Hoje é um daqueles dias tão quentes que o asfalto parece colar nos sapatos e a maresia tão forte que tudo parece melado de sal, tudo tão salgado quanto o próprio mar.

E hoje é daqueles dias que não devia ter saído de casa. Mas contrariei tudo, todos os avisos do universo e saí, saí empolgado para encontrá-lo, para lhe contar que finalmente descobrira uma forma de trazê-lo para cá e, no fim, o perdi.

É claro que talvez eu sempre fora seguido e já estava óbvio o segredo, que talvez se não tivesse ido hoje, eles o pegariam sem meu conhecimento e acharia que se simplesmente se cansara de mim e depois de um ano resolveu esquecer tudo e ir para casa. Mas todas essas deduções seriam contrariadas quando ligasse a televisão ou o computador ou meu celular ou simplesmente saísse na rua, como agora.

Cada centímetro da rua está cheio de pessoas agitadas com as notícias, se esbarrando em desconhecidos que se reconhecem rapidamente no calor do momento para conversar sobre o assunto.
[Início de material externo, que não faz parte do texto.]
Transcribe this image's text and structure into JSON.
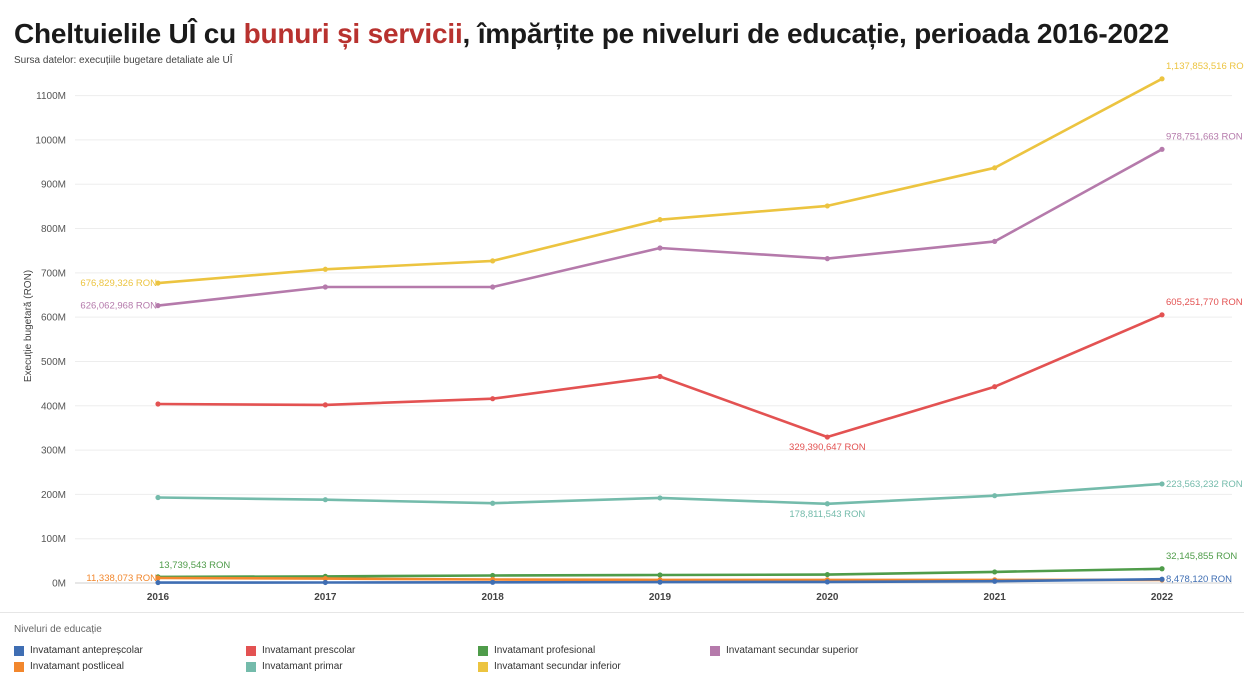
{
  "header": {
    "title_pre": "Cheltuielile UÎ cu ",
    "title_highlight": "bunuri și servicii",
    "title_post": ", împărțite pe niveluri de educație, perioada 2016-2022",
    "subtitle": "Sursa datelor: execuțiile bugetare detaliate ale UÎ"
  },
  "legend": {
    "title": "Niveluri de educație"
  },
  "chart_data": {
    "type": "line",
    "ylabel": "Execuție bugetară (RON)",
    "x": [
      "2016",
      "2017",
      "2018",
      "2019",
      "2020",
      "2021",
      "2022"
    ],
    "ylim": [
      0,
      1160000000
    ],
    "yticks": [
      0,
      100000000,
      200000000,
      300000000,
      400000000,
      500000000,
      600000000,
      700000000,
      800000000,
      900000000,
      1000000000,
      1100000000
    ],
    "ytick_labels": [
      "0M",
      "100M",
      "200M",
      "300M",
      "400M",
      "500M",
      "600M",
      "700M",
      "800M",
      "900M",
      "1000M",
      "1100M"
    ],
    "grid": true,
    "legend_position": "bottom",
    "series": [
      {
        "name": "Invatamant secundar inferior",
        "color": "#ecc440",
        "values": [
          676829326,
          708000000,
          727000000,
          820000000,
          851000000,
          937000000,
          1137853516
        ]
      },
      {
        "name": "Invatamant secundar superior",
        "color": "#b57aab",
        "values": [
          626062968,
          668000000,
          668000000,
          756000000,
          732000000,
          771000000,
          978751663
        ]
      },
      {
        "name": "Invatamant prescolar",
        "color": "#e35252",
        "values": [
          404000000,
          402000000,
          416000000,
          466000000,
          329390647,
          443000000,
          605251770
        ]
      },
      {
        "name": "Invatamant primar",
        "color": "#74bbab",
        "values": [
          193000000,
          188000000,
          180000000,
          192000000,
          178811543,
          197000000,
          223563232
        ]
      },
      {
        "name": "Invatamant profesional",
        "color": "#4f9c4a",
        "values": [
          13739543,
          15000000,
          17000000,
          18000000,
          19000000,
          25000000,
          32145855
        ]
      },
      {
        "name": "Invatamant postliceal",
        "color": "#f2872d",
        "values": [
          11338073,
          10000000,
          8000000,
          7000000,
          7000000,
          7000000,
          7000000
        ]
      },
      {
        "name": "Invatamant antepreșcolar",
        "color": "#3f6eb3",
        "values": [
          1000000,
          1200000,
          1500000,
          2000000,
          2500000,
          4000000,
          8478120
        ]
      }
    ],
    "annotations": [
      {
        "series": 0,
        "index": 0,
        "text": "676,829,326 RON"
      },
      {
        "series": 0,
        "index": 6,
        "text": "1,137,853,516 RON"
      },
      {
        "series": 1,
        "index": 0,
        "text": "626,062,968 RON"
      },
      {
        "series": 1,
        "index": 6,
        "text": "978,751,663 RON"
      },
      {
        "series": 2,
        "index": 4,
        "text": "329,390,647 RON"
      },
      {
        "series": 2,
        "index": 6,
        "text": "605,251,770 RON"
      },
      {
        "series": 3,
        "index": 4,
        "text": "178,811,543 RON"
      },
      {
        "series": 3,
        "index": 6,
        "text": "223,563,232 RON"
      },
      {
        "series": 4,
        "index": 0,
        "text": "13,739,543 RON"
      },
      {
        "series": 4,
        "index": 6,
        "text": "32,145,855 RON"
      },
      {
        "series": 5,
        "index": 0,
        "text": "11,338,073 RON"
      },
      {
        "series": 6,
        "index": 6,
        "text": "8,478,120 RON"
      }
    ]
  },
  "legend_items": [
    {
      "label": "Invatamant antepreșcolar",
      "color": "#3f6eb3"
    },
    {
      "label": "Invatamant prescolar",
      "color": "#e35252"
    },
    {
      "label": "Invatamant profesional",
      "color": "#4f9c4a"
    },
    {
      "label": "Invatamant secundar superior",
      "color": "#b57aab"
    },
    {
      "label": "Invatamant postliceal",
      "color": "#f2872d"
    },
    {
      "label": "Invatamant primar",
      "color": "#74bbab"
    },
    {
      "label": "Invatamant secundar inferior",
      "color": "#ecc440"
    }
  ]
}
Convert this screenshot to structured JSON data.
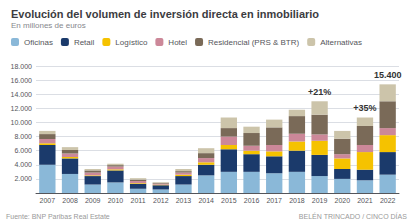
{
  "chart_data": {
    "type": "bar",
    "title": "Evolución del volumen de inversión directa en inmobiliario",
    "subtitle": "En millones de euros",
    "source": "Fuente: BNP Paribas Real Estate",
    "author": "BELÉN TRINCADO / CINCO DÍAS",
    "categories": [
      "2007",
      "2008",
      "2009",
      "2010",
      "2011",
      "2012",
      "2013",
      "2014",
      "2015",
      "2016",
      "2017",
      "2018",
      "2019",
      "2020",
      "2021",
      "2022"
    ],
    "series": [
      {
        "name": "Oficinas",
        "color": "#8ab8d8",
        "values": [
          4000,
          2700,
          1200,
          1500,
          600,
          500,
          1200,
          2500,
          3000,
          3000,
          2800,
          3000,
          2400,
          2000,
          1800,
          2600
        ]
      },
      {
        "name": "Retail",
        "color": "#1b3a6b",
        "values": [
          2800,
          2200,
          1200,
          1700,
          700,
          600,
          1200,
          1500,
          3200,
          2500,
          2400,
          3000,
          3000,
          1400,
          1500,
          3200
        ]
      },
      {
        "name": "Logístico",
        "color": "#f5c200",
        "values": [
          250,
          200,
          100,
          150,
          100,
          80,
          200,
          350,
          600,
          500,
          700,
          1300,
          2000,
          1500,
          2500,
          2400
        ]
      },
      {
        "name": "Hotel",
        "color": "#cc8899",
        "values": [
          600,
          500,
          400,
          400,
          300,
          150,
          300,
          600,
          1200,
          700,
          900,
          1100,
          900,
          600,
          1000,
          1000
        ]
      },
      {
        "name": "Residencial (PRS & BTR)",
        "color": "#7a6a58",
        "values": [
          700,
          500,
          300,
          200,
          200,
          100,
          200,
          700,
          1200,
          1800,
          2500,
          2500,
          2800,
          2200,
          2700,
          3800
        ]
      },
      {
        "name": "Alternativas",
        "color": "#ccc4aa",
        "values": [
          450,
          400,
          200,
          200,
          200,
          100,
          300,
          700,
          1500,
          900,
          1100,
          900,
          1900,
          1100,
          1200,
          2400
        ]
      }
    ],
    "stacked": true,
    "ylim": [
      0,
      18000
    ],
    "yticks": [
      {
        "value": 2000,
        "label": "2.000"
      },
      {
        "value": 4000,
        "label": "4.000"
      },
      {
        "value": 6000,
        "label": "6.000"
      },
      {
        "value": 8000,
        "label": "8.000"
      },
      {
        "value": 10000,
        "label": "10.000"
      },
      {
        "value": 12000,
        "label": "12.000"
      },
      {
        "value": 14000,
        "label": "14.000"
      },
      {
        "value": 16000,
        "label": "16.000"
      },
      {
        "value": 18000,
        "label": "18.000"
      }
    ],
    "grid": true,
    "legend": "top",
    "annotations": [
      {
        "text": "+21%",
        "category": "2019"
      },
      {
        "text": "+35%",
        "category": "2021"
      },
      {
        "text": "15.400",
        "category": "2022"
      }
    ]
  }
}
"Quando divulgaram mais coisas sobre?", "Você viu?", "será que ainda está vivo?".

As perguntas e deduções enchem meus ouvidos por mais que tente ignorar, sinto meus olhos arderem, a bolsa batendo contra meu quadril enquanto corro me incomoda mais que gostaria, o calor, o sal, eu mesmo, o mundo, o universo, o destino, tudo me irrita e vou mudar tudo isso, vou salvá-lo.

"A casa da bruxa só pode ser encontrada se realmente necessária, normalmente é tão escondida que às vezes até a própria se perde. Além disso, é preciso pesquisar floriografia, escolher o significado que mais se encaixa, que mais condiz com a mensagem que quer passar. Quando pensar que está perdido, é quando encontrará."

Não sei se bruxas atualmente usam internet, mas pesquisando meios de realizar meu — nosso — antigo desejo, encontrei um artigo enorme sobre a bruxa das flores. As vezes que postou isso fora alguém que recebeu ajuda e quis divulgar, ao invés da própria bruxa, seja como for, quando li aquilo, nunca me senti tão empolgado.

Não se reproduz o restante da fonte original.